Prezes i założyciel Yardeni Research, obniżył tegoroczną prognozę dla indeksu S&P 500 do 2900 pkt z 3100 poprzednio. W jego opinii, dynamika wzrostu zysków zwolni bardziej niż oczekiwano, a firmy w przyszłym roku zarobią średnio 170 USD za akcję, a nie 178,30 USD jak szacują analitycy.

Yardeni dołączył do innych strategów ostrożnie podchodzących do amerykańskich akcji. Indeks S&P 500 stoi na progu drugiej korekty w tym roku, o zasięgu około 10 proc. Wzrost niestabilności rynku to rezultat obaw związanych z napięciami w handlu i bardziej jastrzębią polityką Rezerwy Federalnej.
Zmniejszona prognoza Yardeni stanowi 10-procentowy wzrost wskaźnika S&P 500 wobec poniedziałkowego zamknięcia, które miało miejsce na poziomie 2 641,25 pkt. Mediana prognoz analityków zakłada, że indeks zakończy rok 2018 na poziomie 2,956 pkt.
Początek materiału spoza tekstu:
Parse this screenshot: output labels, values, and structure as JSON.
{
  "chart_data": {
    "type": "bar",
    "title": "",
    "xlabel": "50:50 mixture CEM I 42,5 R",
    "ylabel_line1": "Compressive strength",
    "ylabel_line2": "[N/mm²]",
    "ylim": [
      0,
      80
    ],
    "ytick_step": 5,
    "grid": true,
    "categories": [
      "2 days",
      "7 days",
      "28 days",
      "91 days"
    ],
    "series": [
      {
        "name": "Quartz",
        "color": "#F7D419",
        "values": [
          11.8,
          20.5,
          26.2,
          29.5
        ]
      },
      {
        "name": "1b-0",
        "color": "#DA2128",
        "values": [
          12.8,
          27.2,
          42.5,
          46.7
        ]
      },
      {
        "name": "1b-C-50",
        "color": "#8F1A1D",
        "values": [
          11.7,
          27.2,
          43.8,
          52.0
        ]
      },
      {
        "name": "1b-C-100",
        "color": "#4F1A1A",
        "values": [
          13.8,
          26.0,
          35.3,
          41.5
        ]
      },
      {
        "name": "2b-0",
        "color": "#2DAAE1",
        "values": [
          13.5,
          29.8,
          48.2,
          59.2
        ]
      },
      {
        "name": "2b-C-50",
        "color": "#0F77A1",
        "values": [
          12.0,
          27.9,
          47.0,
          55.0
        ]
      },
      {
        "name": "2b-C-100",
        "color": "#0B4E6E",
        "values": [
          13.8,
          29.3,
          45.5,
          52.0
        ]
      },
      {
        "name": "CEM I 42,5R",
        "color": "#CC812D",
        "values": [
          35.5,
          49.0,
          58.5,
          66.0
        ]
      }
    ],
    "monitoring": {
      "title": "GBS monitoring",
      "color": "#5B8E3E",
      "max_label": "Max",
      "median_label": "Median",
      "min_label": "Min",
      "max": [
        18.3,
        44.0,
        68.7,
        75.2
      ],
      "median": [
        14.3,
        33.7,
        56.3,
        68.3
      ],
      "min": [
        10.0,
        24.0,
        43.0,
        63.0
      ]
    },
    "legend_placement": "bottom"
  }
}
Wierzymy, że mimo strasznego występu w październiku, byki wciąż żyjąca parkiecie - napisał Yardeni w notatce dla klientów. Dodał jednak, że „…uzyskanie aż do 3100 pkt do końca roku z ostatnich poziomów około 2600 może być trudnym zadaniem"
Do poniedziałku włącznie indeks S&P 500 spadł w październiku o prawie 9 proc. co jest najgorszym miesięcznym wynikiem od lutego 2009 r.